Nikkei
Tokyo shares closed lower on Friday after falls on Wall Street over fears of more US interest rate hikes, with investors awaiting key US jobs data due later in the day.
The benchmark Nikkei 225 index dropped 1.17 percent, or 384.60 points, to end at 32,388.42, while the broader Topix index fell 0.97 percent, or 22.18 points, to 2,254.90.
Hang Seng
Hong Kong stocks extended the week's losses Friday on worries over fresh US rate hikes, though traders were cheered by a report that China was nearing the end of a probe into Alibaba's fintech affiliate Ant Group.
The Hang Seng Index sank 0.90 percent, or 167.35 points, to 18,365.70.
The Shanghai Composite Index fell 0.28 percent, or 8.97 points, to 3,196.61, while the Shenzhen Composite Index on China's second exchange slipped 0.67 percent, or 13.63 points, to 2,030.40.
Gold
Gold prices rose off the lowest in nearly four months on Friday as the dollar fell after the United States added fewer jobs than expected in June, easing concerns the Federal Reserve will need to be even more hawkish to slow the economy to lower inflation.

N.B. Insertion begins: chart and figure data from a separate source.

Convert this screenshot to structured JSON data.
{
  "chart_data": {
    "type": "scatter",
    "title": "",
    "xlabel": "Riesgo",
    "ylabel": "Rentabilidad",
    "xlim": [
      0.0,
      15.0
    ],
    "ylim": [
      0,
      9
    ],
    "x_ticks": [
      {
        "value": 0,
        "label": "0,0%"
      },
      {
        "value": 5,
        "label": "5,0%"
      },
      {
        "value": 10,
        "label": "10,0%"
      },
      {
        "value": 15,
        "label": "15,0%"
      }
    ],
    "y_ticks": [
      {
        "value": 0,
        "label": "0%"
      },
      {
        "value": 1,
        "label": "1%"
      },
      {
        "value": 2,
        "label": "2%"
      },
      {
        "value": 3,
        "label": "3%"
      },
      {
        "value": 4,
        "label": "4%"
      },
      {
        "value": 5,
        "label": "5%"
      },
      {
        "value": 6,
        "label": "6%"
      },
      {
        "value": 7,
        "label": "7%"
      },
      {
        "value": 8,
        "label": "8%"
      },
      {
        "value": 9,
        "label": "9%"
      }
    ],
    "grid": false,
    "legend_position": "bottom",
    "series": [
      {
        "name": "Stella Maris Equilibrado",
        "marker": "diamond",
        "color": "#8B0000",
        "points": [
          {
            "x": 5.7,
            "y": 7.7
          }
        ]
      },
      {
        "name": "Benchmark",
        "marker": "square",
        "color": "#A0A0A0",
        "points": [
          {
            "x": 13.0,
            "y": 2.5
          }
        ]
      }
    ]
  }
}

Gold for August delivery closed up US$17.10 to settle at US$1,932.50 per ounce.
The United States added 209,000 new jobs in June, under consensus expectations for a 240,000-job rise, according to Marketwatch. The lower than expected rise follows on ADP private-sector hiring data released on Thursday that came in more at more than double the consensus forecast, boosting treasury yields and pushing the price of gold to the lowest since mid-March.
The dollar was sharply lower following the weak jobs data, which may ease pressure on the Fed to continue slowing the economy with rate hikes. The ICE dollar index was last seen down 0.92 point to 102.25.
Treasury yields were mixed. The US two-year note was last seen paying 4.952% down 4.9 basis points, while the yield on the 10-year note was up 0.8 basis points to 4.046%.
Oil
U.S. oil futures finished higher on Friday, buoyed by a third straight weekly decline in U.S. crude inventories.
Prices posted a second successive weekly gain, but "when you consider the tightness of the market, and the announcement of further output cuts this week, it's somewhat surprising" they aren't even higher, said Michael Hewson, chief market analyst at CMC Markets UK.
West Texas Intermediate crude for August delivery rose $2.06, or 2.9%, to settle at $73.86 a barrel on the New York Mercantile Exchange. Based on the front-month contract, prices gained 4.6% for the week, according to Dow Jones Market Data.